Ian opened his mouth like he wanted to ask more but Tim’s thin “Mommy!” carried down the hall, summoning me to tuck him in.

“Are we going to the aquarium tomorrow?” he asked.

“No, tomorrow is school, just a normal day.”

“Oh.” His tiny shoulders slumped.

“If you’d like, maybe we can go to the petting zoo this weekend,” I suggested. “It’s much more fun than a stuffy old aquarium.”

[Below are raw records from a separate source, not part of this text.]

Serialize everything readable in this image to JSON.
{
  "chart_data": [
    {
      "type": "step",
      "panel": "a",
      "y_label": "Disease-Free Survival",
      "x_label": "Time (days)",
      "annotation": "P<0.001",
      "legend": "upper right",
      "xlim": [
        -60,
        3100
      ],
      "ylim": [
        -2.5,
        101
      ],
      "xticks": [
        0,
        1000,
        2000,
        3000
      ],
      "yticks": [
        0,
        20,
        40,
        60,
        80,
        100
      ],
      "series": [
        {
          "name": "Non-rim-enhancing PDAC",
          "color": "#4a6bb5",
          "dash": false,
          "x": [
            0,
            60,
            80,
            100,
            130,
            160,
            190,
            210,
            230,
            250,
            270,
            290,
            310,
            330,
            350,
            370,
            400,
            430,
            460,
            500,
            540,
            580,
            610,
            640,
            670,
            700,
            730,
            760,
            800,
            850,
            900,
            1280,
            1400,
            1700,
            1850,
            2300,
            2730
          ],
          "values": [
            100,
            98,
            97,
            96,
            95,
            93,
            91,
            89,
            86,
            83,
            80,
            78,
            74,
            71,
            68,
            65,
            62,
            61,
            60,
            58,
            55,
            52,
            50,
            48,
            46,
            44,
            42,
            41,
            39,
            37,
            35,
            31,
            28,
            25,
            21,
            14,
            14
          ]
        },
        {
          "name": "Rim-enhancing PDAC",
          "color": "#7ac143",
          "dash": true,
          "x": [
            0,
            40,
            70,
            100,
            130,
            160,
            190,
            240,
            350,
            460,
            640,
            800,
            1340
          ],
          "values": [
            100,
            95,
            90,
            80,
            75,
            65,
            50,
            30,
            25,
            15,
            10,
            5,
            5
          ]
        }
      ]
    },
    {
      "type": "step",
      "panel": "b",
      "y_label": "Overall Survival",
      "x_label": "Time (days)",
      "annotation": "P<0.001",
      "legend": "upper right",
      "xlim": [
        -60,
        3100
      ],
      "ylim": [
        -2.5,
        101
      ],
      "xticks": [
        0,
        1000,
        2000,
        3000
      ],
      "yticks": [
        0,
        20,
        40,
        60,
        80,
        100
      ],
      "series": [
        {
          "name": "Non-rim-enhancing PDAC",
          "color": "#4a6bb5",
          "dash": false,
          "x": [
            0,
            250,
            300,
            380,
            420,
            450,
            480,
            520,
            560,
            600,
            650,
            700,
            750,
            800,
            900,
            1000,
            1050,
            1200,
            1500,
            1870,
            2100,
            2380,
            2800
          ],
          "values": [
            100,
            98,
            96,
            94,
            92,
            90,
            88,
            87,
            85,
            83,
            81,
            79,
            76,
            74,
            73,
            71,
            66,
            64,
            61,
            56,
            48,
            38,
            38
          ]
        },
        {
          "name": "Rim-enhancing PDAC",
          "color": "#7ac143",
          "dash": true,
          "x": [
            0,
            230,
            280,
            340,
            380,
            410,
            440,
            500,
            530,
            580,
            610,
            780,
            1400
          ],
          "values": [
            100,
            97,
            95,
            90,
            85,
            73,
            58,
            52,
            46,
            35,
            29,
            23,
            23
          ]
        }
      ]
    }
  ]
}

“Ok,” he replied, sounding pleased with this compromise. Good. Land animals. Those I could handle. I knelt to flick on the sailboat nightlight.

“Mommy?”

“Yeah?”

“How far away is the ocean?”

“Really far, bud.”

“Oh.”

“Why do you want to know?”

“My new friend told me I would like it there. That’s where he’s from. He said I should go back there too.”